I love your collaged interpretation of Boro. How perfect!

The Boro bag is especially intriguing to me.
The tiny, neat stiches make me think of my Grandmother's quilts, which also were art works of necessity.

I learn so much here, thank you!

eb said...

what a great post
thank you Donna
oh the boro
and the indigo variations
savoring each image...

xox - eb.

ArtPropelled said...

Donna I love to see your interpretation of Boro in your beautiful collages. The workcoat of tiny postage stamp patches intrigues. Are these pieces soft to the touch?

Glad you have your copy of Nomad. I've just been notified that there is a hold up so perhaps I won't get mine before Christmas. Off to follow Kei's link....

Blue Sky Dreaming said...

The lost art of patching and mending...these photos are so beautiful...art and words as well!

oneartistjournal said...

FASCINATING, I never knew anything about it till now here. Thank you for introducing so much beauty into my unassuming morning.

petras kunstblog said...

Hallo Donna,
Very interesting post. Thank you.
many greetings

Lindsay said...

I have enjoyed visiting your beautiful blog.
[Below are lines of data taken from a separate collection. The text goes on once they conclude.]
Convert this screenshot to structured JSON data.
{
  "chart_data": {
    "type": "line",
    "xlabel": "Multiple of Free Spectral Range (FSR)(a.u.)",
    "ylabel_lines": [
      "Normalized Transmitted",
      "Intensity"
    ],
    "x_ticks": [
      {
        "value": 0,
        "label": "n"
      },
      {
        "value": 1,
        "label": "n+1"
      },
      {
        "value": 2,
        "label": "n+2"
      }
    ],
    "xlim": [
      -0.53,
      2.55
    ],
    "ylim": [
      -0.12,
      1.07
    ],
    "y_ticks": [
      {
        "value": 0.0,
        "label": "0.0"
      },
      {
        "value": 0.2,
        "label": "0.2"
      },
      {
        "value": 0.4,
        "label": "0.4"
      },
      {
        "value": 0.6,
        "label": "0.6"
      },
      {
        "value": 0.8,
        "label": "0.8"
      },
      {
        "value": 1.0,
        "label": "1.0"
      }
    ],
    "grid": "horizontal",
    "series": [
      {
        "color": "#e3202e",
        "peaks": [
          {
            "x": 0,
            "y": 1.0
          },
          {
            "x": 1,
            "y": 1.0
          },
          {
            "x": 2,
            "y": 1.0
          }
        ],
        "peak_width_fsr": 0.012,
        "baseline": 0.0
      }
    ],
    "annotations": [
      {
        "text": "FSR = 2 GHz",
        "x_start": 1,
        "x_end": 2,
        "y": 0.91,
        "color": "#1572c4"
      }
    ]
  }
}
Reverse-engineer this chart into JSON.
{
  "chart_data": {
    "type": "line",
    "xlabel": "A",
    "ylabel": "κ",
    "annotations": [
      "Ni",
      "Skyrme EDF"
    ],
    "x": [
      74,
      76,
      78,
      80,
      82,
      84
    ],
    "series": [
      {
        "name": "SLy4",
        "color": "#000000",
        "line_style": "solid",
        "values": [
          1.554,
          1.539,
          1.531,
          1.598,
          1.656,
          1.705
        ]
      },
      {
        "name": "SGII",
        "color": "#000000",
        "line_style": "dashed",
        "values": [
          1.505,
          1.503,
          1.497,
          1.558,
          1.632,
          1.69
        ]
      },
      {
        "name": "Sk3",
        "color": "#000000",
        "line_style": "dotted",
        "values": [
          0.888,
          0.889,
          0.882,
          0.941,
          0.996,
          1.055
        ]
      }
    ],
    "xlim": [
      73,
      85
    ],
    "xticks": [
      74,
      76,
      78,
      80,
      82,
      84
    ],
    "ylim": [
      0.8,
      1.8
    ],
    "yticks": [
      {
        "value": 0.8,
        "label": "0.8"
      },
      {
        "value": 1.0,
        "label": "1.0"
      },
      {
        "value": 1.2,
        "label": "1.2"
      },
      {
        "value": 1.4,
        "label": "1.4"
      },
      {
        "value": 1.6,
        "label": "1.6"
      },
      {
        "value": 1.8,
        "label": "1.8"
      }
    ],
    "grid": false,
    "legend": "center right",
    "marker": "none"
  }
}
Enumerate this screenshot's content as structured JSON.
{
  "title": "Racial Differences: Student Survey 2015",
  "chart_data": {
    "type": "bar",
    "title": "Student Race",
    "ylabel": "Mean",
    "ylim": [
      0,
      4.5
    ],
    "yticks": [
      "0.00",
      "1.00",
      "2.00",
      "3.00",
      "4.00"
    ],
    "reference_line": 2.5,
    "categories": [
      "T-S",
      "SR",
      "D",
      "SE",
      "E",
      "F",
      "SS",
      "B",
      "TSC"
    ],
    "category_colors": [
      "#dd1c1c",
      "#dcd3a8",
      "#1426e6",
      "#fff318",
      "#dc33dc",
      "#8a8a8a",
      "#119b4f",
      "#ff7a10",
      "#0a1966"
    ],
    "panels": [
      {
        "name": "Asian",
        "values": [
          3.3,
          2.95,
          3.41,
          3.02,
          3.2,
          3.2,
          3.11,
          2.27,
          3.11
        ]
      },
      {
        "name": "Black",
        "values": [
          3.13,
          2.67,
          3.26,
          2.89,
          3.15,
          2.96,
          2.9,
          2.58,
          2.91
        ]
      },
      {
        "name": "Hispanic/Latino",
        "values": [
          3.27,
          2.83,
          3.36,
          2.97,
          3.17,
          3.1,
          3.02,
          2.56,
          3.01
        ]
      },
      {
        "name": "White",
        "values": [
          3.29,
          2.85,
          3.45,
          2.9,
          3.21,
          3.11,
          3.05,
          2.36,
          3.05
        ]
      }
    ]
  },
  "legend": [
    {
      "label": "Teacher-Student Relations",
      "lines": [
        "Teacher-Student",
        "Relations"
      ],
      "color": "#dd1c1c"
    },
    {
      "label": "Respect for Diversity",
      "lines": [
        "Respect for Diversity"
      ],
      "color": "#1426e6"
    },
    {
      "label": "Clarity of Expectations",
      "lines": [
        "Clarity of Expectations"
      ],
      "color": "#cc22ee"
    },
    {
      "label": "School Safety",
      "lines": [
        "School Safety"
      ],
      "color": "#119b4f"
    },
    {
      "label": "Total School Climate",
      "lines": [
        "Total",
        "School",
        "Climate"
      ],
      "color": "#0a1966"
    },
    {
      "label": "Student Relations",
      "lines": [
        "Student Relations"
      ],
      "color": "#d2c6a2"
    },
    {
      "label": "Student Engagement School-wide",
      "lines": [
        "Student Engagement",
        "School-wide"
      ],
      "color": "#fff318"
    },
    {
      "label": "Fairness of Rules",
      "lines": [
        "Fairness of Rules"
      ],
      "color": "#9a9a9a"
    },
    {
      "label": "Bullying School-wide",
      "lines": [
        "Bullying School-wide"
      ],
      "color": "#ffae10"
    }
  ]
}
This post is lovely and an inspiration

iNd!@nA said...

sorry to offer disillusionment...indigo dyed fabric does burn. at least, i never found any left in the ashes of our house after Ash Wednesday in 1983! it was also reputed to repel snakes, which would make it a most desirable thing to be wearing in Australia :)

lovely post - and thanks for all those beautiful images, especially of your work...

diane said...

Hi, Donna --

Another wonderful post on two of my favorite topics -- boro and enso. Thank you for the links to the boto collectors and the references to interesting books. Thanks to your posts, my library is growing exponentially -- and I've never been disappointed!

Magdalena said...

Hello Donna!

first I want to thank you for you very kind words...it means a lot to me to hear from you.
I love your idea of enso...your work fild with harmony and beautiful thougts...
Thank you for your art and inspiration.

sukipoet said...

wonderful collage and I recognize that black paper with little gold dots just like i have and am almost our of.

boro is just wonderful and i think my favorites are the bags too. the indigo is beautiful. i just got some indigo ink but havent used it yet.

thanks for sharing your equisite knowledge of all things Japanese.

nancy neva gagliano said...

OH! boro and blues .... love. indigo. never knew that the fabric wouldn't burn.
off to order my sibella NOMAD.....

Lynn said...

Beautiful collage.
Thoughtful post.
There's so much we can learn from the past.

Ingrid Dijkers said...

Fasinating post! I have enjoyed exploring your lovely blog and plan to return often.

Gloria Freshley Art and Design said...

As always . . . a lovely post! Thank you!

Hannah said...

Donna,

This post is timely--in the season of too much, your words and images point us to a world that valued the smallest bits of what life offered up. I'm intrigued by how different cultures come up with similar techniques; in this case the quilted jackets remind me of the Gee's Bend quilts created out of denim, all dyed with indigo.

Susan M said...

Enso is great!
Susan

I like the little bundle.
Don

Seth said...

So much to learn from this post...and so much beauty to see. When I saw the word "Brooklyn" I perked up and am off to see the website now!

mansuetude said...

fascinating that Indigo won't burn?

I wonder if a circle alters, or burns as we travel our spirals (inward)?

lovely collage work, as always.

Gaby Bee said...

Beautiful post, Donna... as always!

Wishing you a very Merry Christmas and a Happy Creative New Year!

Hugs,
Gaby

Francesca said...

WOW, it's like having been to Japan! My husband is Japanese, I showed him these pictures and he was so impressed. I will come back later and follow you, for some reason I cannot follow you from this computer, I need to use mine. My daughter Sayaka (HungryCaramella) in the meantime is already following you. She loves everything about Japan, even though she half Sicilian. Happy New Year!